There’s an interesting talk on the Edge site from Stephen Schneider. He’s a climate scientist and IPCC member. He’s talking about climate models and economic models and what happens when you put the two together. Worth looking at if you’re interested in the climate debate. But he does say something interesting about ‘influence’. He says that the challenge for climate scientists is to ‘get beyond their own rationality’ in order to influence the wider debate.
I think this is a challenge for everyone trying to influence anyone else. For two reasons. Firstly, it’s never our rationality that convinces others. It’s their rationality. It’s not enough for it to make sense to me, it has to make sense to them. Others can have a very different rational model. Our challenge is to understand their model.

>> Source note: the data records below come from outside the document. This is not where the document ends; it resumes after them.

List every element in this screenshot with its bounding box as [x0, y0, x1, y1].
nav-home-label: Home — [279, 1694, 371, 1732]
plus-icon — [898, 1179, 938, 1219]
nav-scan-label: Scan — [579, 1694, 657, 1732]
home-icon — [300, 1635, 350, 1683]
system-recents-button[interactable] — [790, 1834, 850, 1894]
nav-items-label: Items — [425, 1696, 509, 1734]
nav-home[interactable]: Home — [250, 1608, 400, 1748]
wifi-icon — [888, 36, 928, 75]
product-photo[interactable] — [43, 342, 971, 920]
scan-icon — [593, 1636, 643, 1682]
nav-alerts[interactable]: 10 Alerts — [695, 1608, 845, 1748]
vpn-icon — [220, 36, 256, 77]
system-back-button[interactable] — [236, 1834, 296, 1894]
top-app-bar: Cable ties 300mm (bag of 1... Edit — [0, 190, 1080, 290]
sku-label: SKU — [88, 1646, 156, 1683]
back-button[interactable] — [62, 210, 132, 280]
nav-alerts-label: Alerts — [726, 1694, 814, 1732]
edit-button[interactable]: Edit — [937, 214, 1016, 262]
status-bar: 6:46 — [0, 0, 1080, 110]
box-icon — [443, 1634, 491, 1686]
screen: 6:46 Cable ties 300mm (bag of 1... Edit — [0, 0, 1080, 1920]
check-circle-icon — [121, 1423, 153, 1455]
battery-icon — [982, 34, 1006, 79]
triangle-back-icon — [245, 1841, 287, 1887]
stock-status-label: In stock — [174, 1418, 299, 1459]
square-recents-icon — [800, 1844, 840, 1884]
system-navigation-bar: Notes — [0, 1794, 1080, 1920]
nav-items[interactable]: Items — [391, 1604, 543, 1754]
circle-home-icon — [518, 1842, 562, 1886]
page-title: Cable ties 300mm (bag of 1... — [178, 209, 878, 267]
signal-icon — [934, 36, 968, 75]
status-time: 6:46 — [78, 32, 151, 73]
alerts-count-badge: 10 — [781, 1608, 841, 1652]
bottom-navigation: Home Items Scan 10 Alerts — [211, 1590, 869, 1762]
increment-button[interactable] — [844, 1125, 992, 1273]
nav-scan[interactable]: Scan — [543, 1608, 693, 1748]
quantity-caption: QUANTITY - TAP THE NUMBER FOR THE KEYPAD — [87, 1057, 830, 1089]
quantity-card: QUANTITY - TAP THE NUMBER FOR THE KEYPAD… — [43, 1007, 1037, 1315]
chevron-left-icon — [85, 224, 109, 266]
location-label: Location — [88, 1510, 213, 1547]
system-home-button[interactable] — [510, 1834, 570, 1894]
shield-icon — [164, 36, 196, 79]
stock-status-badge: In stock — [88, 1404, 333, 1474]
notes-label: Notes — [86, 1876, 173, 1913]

Secondly rationality itself can only go so far. Today there is always a counter rational argument. People get confused. At best, rationality can move people to ’should’. I should do something … but may not. Each of our lives are full of ’shoulds’. I should exercise more, I should think before I speak, I should spend more time on the important but not urgent, etc. Knowing ‘I should’ is different from ‘I will’. ‘I will’ is about action. What is the tipping point from ‘I should’ to ‘I will?
I believe that tipping point is emotion. Many senior leaders are adept at the rational, but poor at identifying, managing and articulating emotion in a deliberate way to achieve their rational outcome. Perhaps this is a reason why leadership is still a relatively scarce commodity. Maybe too much of the focus has been on rational understanding of leadership and not enough on the emotional side.